Second, research seems to suggest that the behaviour and management style of the line manager is fundamental to the health and wellbeing of employees.  Organisations seem to promote and recruit line managers based on their ‘technical skill’ and not their ‘people skills’.  There is a need to train line managers, in the private and public sector, in terms of the social and interpersonal skills or their emotional intelligence (EQ). A ‘command and control’ or bullying management style is not only not effective in terms of performance but also damages the self-confidence and health of employees. The recent CMI report on ‘line managers’ found that over 80% of managers are what they term “accidental managers”, they get to their management role without adequate training.  This policy suggestion is that employers be incentivised to provide management training at all levels, from shop floor to top floor, on developing their people management skills.

  • (a) A small levy to be introduced on employers, of over 250 employees, to encourage line management training, which the employer can draw from for training their managerial staff.  A similar programme was in place in the 1980s to stimulate mainly blue-collar job training called Industrial Training Boards (ITBs). This type of Line Manager Development Board would provide training for managerial staff on enhancing their social skills, their management style vis-à-vis their staff, their engagement behaviour and other relevant behaviours that would develop the health, wellbeing and productivity of their staff.

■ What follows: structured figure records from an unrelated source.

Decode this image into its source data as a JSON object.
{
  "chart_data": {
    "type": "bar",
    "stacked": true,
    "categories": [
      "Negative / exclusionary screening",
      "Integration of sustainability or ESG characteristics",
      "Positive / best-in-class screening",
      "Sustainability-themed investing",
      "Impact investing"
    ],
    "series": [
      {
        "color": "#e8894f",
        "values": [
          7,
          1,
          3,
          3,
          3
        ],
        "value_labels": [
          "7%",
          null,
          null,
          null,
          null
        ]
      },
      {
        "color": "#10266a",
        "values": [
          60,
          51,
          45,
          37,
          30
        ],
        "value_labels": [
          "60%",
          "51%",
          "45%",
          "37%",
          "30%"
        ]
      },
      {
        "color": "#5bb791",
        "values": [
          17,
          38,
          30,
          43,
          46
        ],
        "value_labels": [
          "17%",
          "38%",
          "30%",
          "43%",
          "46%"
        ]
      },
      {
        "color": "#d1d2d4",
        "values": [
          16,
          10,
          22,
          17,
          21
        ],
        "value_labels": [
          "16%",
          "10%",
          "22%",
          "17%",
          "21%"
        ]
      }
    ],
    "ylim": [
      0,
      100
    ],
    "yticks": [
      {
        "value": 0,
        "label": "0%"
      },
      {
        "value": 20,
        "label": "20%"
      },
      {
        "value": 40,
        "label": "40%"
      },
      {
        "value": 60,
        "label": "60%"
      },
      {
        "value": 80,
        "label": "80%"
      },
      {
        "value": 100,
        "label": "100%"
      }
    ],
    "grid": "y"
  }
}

Third, in order for organisations to change their culture in ways that enhance employee health and wellbeing, they should be incentivised to carry out regular stress/wellbeing audits to capture ‘employee voice’, and then intervening where serious problems emerge.

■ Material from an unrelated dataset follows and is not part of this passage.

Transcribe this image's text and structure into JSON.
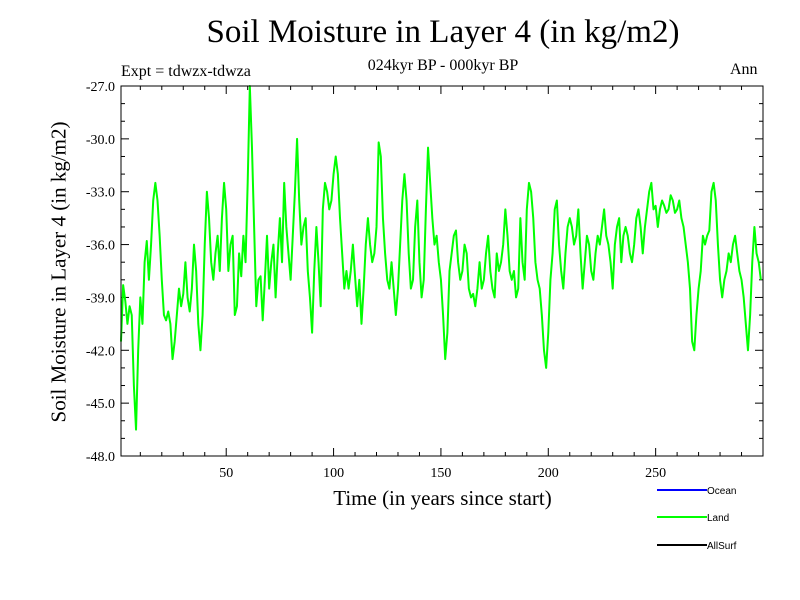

The costs to the UK economy of mental ill health at work in terms of long sickness absence, high labour turnover and poor productivity is extremely high, in the tens of billions of pounds annually. We need to find ways of preventing and treating this 21st C disease.  As the social reformer John Ruskin wrote 1851, at the start of the Industrial Revolution: “In order that people may be happy in their work, these three things are needed: they must be fit for it, they must not do too much of it and they must have a sense of success in it”.

About the author

Professor Sir Cary Cooper CBE

Cary L. Cooper is the 50th Anniversary Professor of Organizational Psychology and Health at the Alliance Manchester Business School, University of Manchester. He is a founding President of the British Academy of Management, Immediate Past President of the Chartered Institute of Personnel and Development (CIPD), former President of RELATE and President of the Institute of Welfare.

He has been an advisor to the World Health Organisation, ILO, and EU in the field of occupational health and wellbeing, was Chair of the Global Agenda Council on Chronic Disease of the World Economic Forum (2009-2010) and was Chair of the Academy of Social Sciences 2009-2015. He was Chair of the Sunningdale Institute in the Cabinet Office and National School of Government 2005-2010.

Professor Cooper is currently the Chair of the National Forum for Health & Wellbeing at Work.  He was awarded the CBE for his contributions to occupational health; and in 2014 he was awarded a Knighthood for his contribution to the social sciences.